Sara knew that this would be the beginning of the end for Daryl Nesbitt. The intellectual part of her wanted to rail against the unusually cruel system, but the baser part of her nature was glad that Daryl would be gone. Losing Jeffrey had taught her that sometimes justice needed a nudge.
She asked Faith, “What about Nesbitt’s offer to trade intel on the illegal phones being smuggled into the prison?”
“Now that he knows he’s not getting the pedophile charge off his sheet, he doesn’t give a shit about the phones.”
“Con’s gonna con,” Sara said, anticipating Faith’s views on the matter.
“At least Gerald Caterino got something out of it.” She shrugged. “He won’t let us test Heath’s DNA against Brock’s. But last I heard, the kid’s been enrolled in elementary school. That’s something, right?”
“It’s something.” Sara wondered if Caterino was trying to maintain plausible deniability. One day, Heath would ask about the circumstances of his birth. It was easier to lie if you never looked for the truth.
She told Faith, “I heard Miranda Newberry copped a plea.”

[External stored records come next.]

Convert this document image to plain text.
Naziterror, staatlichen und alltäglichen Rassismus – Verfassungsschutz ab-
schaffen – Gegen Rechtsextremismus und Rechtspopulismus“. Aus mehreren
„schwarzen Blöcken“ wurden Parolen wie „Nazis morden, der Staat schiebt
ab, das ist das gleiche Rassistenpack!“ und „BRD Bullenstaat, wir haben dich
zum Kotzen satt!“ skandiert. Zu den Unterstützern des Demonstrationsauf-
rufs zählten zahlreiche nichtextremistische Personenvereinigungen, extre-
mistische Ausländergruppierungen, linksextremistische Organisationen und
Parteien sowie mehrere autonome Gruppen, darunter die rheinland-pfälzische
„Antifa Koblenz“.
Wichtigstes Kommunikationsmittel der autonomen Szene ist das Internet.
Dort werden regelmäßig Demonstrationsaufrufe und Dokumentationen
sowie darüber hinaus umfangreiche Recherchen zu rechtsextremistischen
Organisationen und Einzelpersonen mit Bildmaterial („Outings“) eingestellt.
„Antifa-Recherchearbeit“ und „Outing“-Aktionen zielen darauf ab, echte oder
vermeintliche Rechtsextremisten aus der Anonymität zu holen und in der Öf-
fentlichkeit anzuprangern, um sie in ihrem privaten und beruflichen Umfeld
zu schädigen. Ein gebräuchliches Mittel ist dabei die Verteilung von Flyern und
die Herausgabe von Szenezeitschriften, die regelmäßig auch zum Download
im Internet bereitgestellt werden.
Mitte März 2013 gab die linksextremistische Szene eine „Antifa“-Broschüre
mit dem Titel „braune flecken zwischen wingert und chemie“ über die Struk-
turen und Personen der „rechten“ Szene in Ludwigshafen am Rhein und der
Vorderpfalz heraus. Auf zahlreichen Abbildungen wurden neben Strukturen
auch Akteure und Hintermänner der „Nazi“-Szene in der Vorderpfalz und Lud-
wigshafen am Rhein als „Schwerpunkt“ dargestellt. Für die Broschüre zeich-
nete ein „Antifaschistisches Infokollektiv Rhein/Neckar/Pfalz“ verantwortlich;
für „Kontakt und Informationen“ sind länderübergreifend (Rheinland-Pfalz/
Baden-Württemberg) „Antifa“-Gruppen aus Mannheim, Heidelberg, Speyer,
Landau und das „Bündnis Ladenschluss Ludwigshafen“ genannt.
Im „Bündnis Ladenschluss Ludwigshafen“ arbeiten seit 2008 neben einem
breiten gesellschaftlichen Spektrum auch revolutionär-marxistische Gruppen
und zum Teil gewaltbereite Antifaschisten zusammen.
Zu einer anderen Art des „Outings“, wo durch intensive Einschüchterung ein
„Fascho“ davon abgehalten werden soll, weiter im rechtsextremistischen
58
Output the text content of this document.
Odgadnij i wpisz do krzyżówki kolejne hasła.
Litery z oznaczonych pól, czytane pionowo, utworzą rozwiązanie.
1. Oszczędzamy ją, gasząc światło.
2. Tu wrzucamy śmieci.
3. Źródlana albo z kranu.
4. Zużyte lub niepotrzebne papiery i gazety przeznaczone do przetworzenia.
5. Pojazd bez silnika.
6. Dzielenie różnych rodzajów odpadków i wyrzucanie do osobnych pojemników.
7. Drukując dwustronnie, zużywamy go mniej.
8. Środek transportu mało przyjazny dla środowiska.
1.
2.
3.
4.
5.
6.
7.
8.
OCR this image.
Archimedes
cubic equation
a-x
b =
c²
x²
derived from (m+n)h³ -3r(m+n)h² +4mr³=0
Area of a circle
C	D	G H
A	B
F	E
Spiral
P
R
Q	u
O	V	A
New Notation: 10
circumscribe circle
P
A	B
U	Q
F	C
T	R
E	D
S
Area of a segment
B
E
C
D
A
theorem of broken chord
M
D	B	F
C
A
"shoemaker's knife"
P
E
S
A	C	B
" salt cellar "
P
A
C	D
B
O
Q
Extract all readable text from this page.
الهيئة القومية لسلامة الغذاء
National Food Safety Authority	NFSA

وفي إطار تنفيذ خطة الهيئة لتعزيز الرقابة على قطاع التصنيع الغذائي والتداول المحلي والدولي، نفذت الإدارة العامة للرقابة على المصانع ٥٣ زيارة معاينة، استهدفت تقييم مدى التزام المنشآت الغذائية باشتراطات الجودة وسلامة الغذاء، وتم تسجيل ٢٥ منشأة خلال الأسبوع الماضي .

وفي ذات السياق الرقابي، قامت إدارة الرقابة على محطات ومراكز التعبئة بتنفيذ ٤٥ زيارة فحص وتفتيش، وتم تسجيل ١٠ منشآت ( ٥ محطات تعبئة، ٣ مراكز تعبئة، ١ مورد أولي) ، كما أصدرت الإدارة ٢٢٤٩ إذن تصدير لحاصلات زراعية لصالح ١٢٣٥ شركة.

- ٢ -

“She’ll be out in eighteen months.” Faith sounded bitterly disappointed. Gerald Caterino was not Miranda’s only victim. She had bilked dozens of grieving parents and spouses out of tens of thousands of dollars.
Sara said, “She did some solid detective work. Almost every name on that spreadsheet checked out.”
“If she wanted to be a detective, she should’ve gone to the police academy or gotten her PI license.” Faith had paid her dues. She had very little tolerance for people who didn’t. “You know what they say. ‘When you do clownery, the clown comes back to bite.’”
“Jane Austen?”
“Mo’Nique.” Faith pushed herself out of the chair. “I’m out of here, friend. Please stop looking at that video.”
Sara forced a smile onto her lips until Faith was gone.
She opened her laptop. She played the video again.
Brock laid the white ribbon across the green binders.
Sara had no idea why she so clearly remembered losing the hair tie. The fight with Tessa had been one of many. Sara’s hair had always been long. Over the years, she had lost hundreds of ties and bands. She’d had no idea that Brock had stolen this particular ribbon. And she had been so certain when she walked into Brock’s office inside the AllCare warehouse that he would not hurt her.
Now, she wondered.
Her cell phone chimed. Will had sent a car emoji. She texted back a running woman and a man behind a desk, letting him know that she would meet him in his office.
Sara stuck her laptop into her briefcase. The brown paper bag inside the outer pocket crumpled. She had to take out everything and readjust it. She found her purse on the couch. She checked to make sure she had her keys and locked her office door.